What is the minimum volume of water required to dissolve 1 g of calcium sulphate at 298 K. `K_(sp)` for `CaSO_(4)` is `9.0xx10^(-6)`.

To find the minimum volume of water required to dissolve 1 g of calcium sulfate (CaSO₄) at 298 K, given that the solubility product constant (Ksp) for CaSO₄ is \(9.0 \times 10^{-6}\), we can follow these steps: ### Step 1: Write the dissociation equation for calcium sulfate. Calcium sulfate dissociates in water as follows: \[ \text{CaSO}_4 (s) \rightleftharpoons \text{Ca}^{2+} (aq) + \text{SO}_4^{2-} (aq) \] ### Step 2: Define the solubility (S). Let the solubility of CaSO₄ in water be \(S\) mol/L. When 1 mole of CaSO₄ dissolves, it produces 1 mole of \(\text{Ca}^{2+}\) ions and 1 mole of \(\text{SO}_4^{2-}\) ions. Therefore, at equilibrium: \[ [\text{Ca}^{2+}] = S \quad \text{and} \quad [\text{SO}_4^{2-}] = S \] ### Step 3: Write the expression for Ksp. The solubility product constant \(K_{sp}\) is given by: \[ K_{sp} = [\text{Ca}^{2+}][\text{SO}_4^{2-}] = S \cdot S = S^2 \] Substituting the given \(K_{sp}\): \[ S^2 = 9.0 \times 10^{-6} \] ### Step 4: Solve for S. Taking the square root of both sides: \[ S = \sqrt{9.0 \times 10^{-6}} = 3.0 \times 10^{-3} \text{ mol/L} \] ### Step 5: Calculate the molar mass of CaSO₄. The molar mass of calcium sulfate (CaSO₄) is calculated as follows: - Calcium (Ca): 40 g/mol - Sulfur (S): 32 g/mol - Oxygen (O): 16 g/mol × 4 = 64 g/mol Adding these together: \[ \text{Molar mass of CaSO}_4 = 40 + 32 + 64 = 136 \text{ g/mol} \] ### Step 6: Calculate the number of moles in 1 g of CaSO₄. To find the number of moles in 1 g of CaSO₄: \[ \text{Number of moles} = \frac{\text{mass}}{\text{molar mass}} = \frac{1 \text{ g}}{136 \text{ g/mol}} \approx 0.00735 \text{ mol} \] ### Step 7: Relate moles to volume using solubility.
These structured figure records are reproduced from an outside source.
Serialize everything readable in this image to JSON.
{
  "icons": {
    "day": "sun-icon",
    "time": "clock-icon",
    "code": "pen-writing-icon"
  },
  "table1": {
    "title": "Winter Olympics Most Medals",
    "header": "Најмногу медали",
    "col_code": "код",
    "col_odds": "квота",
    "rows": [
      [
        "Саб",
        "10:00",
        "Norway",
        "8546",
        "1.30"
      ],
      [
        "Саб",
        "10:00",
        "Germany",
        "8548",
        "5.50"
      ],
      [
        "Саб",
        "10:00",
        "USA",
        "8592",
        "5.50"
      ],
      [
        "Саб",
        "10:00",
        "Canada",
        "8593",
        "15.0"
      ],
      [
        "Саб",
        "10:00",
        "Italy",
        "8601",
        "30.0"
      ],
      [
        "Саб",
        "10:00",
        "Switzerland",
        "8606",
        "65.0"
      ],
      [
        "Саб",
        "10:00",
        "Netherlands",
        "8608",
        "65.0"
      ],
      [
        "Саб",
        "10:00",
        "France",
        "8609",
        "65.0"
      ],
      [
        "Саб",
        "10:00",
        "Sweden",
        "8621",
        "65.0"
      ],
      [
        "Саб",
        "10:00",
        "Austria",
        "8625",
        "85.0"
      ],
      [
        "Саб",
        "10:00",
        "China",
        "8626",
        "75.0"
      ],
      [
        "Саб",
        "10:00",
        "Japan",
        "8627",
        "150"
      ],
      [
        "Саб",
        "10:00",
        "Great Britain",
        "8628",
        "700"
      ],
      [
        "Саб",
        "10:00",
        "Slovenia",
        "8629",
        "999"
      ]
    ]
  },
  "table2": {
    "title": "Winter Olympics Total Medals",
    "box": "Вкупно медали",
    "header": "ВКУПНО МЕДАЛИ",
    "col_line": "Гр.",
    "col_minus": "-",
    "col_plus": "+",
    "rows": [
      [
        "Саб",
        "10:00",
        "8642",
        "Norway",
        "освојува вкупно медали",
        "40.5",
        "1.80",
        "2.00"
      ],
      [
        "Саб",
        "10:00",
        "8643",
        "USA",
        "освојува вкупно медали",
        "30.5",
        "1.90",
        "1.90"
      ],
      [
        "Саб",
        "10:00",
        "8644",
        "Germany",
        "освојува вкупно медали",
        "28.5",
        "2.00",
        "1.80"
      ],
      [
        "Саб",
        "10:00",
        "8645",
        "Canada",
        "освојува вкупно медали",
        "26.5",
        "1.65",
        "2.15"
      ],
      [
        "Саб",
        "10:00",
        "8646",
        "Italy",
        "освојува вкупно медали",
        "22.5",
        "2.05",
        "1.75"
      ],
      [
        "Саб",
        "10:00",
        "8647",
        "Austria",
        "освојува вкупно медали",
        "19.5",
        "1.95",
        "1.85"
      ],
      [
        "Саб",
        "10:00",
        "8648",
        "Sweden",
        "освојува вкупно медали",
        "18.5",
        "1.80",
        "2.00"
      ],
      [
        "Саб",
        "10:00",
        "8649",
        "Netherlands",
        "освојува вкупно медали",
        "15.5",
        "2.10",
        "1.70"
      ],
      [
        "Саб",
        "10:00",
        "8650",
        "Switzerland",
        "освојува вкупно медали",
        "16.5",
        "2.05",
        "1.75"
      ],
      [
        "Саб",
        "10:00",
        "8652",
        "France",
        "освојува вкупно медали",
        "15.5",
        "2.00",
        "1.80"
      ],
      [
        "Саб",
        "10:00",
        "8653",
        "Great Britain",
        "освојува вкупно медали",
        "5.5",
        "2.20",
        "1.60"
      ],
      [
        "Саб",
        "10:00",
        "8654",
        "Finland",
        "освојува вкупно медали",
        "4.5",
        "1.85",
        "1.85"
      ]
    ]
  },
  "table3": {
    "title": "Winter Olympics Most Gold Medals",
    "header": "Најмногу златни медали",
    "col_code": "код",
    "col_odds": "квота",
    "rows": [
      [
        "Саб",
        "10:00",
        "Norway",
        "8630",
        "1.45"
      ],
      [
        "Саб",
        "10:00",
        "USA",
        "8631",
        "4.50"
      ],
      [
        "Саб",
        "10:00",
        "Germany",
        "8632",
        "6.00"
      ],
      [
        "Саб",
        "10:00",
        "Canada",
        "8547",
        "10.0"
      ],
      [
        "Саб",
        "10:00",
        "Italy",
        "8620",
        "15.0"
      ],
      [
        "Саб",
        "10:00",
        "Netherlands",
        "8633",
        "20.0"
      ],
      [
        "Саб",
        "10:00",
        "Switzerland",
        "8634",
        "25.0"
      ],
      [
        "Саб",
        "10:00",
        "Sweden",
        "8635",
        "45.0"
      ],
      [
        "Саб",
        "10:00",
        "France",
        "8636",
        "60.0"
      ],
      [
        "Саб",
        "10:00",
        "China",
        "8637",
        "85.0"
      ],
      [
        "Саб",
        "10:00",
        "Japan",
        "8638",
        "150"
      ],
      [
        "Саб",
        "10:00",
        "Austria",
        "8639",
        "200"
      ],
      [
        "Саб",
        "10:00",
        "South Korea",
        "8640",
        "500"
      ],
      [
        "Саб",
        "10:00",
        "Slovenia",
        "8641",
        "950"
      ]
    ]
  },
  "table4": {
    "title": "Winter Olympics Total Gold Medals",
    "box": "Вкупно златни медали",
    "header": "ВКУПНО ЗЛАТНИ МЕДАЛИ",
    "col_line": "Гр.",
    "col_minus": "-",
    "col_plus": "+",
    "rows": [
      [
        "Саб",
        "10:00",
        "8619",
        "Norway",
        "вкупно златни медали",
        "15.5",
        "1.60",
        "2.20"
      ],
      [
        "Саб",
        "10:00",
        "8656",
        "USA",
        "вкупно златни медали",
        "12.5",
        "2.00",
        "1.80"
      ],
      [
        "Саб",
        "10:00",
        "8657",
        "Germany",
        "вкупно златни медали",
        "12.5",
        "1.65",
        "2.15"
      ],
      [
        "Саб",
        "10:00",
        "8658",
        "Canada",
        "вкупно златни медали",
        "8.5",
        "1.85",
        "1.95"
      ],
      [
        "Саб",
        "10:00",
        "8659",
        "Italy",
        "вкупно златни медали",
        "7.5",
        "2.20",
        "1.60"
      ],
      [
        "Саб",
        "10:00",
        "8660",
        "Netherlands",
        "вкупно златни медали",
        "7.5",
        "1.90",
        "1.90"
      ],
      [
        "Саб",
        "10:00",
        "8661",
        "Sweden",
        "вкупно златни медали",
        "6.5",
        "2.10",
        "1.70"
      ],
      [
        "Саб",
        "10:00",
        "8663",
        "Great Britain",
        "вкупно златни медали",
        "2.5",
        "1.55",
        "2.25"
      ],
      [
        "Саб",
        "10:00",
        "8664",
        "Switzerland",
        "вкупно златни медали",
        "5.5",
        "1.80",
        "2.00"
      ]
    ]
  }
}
Using the solubility \(S\) we found earlier: \[ S = 3.0 \times 10^{-3} \text{ mol/L} \] To find the volume (V) required to dissolve 0.00735 moles of CaSO₄: \[ \text{Volume} = \frac{\text{Number of moles}}{S} = \frac{0.00735 \text{ mol}}{3.0 \times 10^{-3} \text{ mol/L}} \approx 2.45 \text{ L} \] ### Conclusion The minimum volume of water required to dissolve 1 g of calcium sulfate at 298 K is approximately **2.45 liters**. ---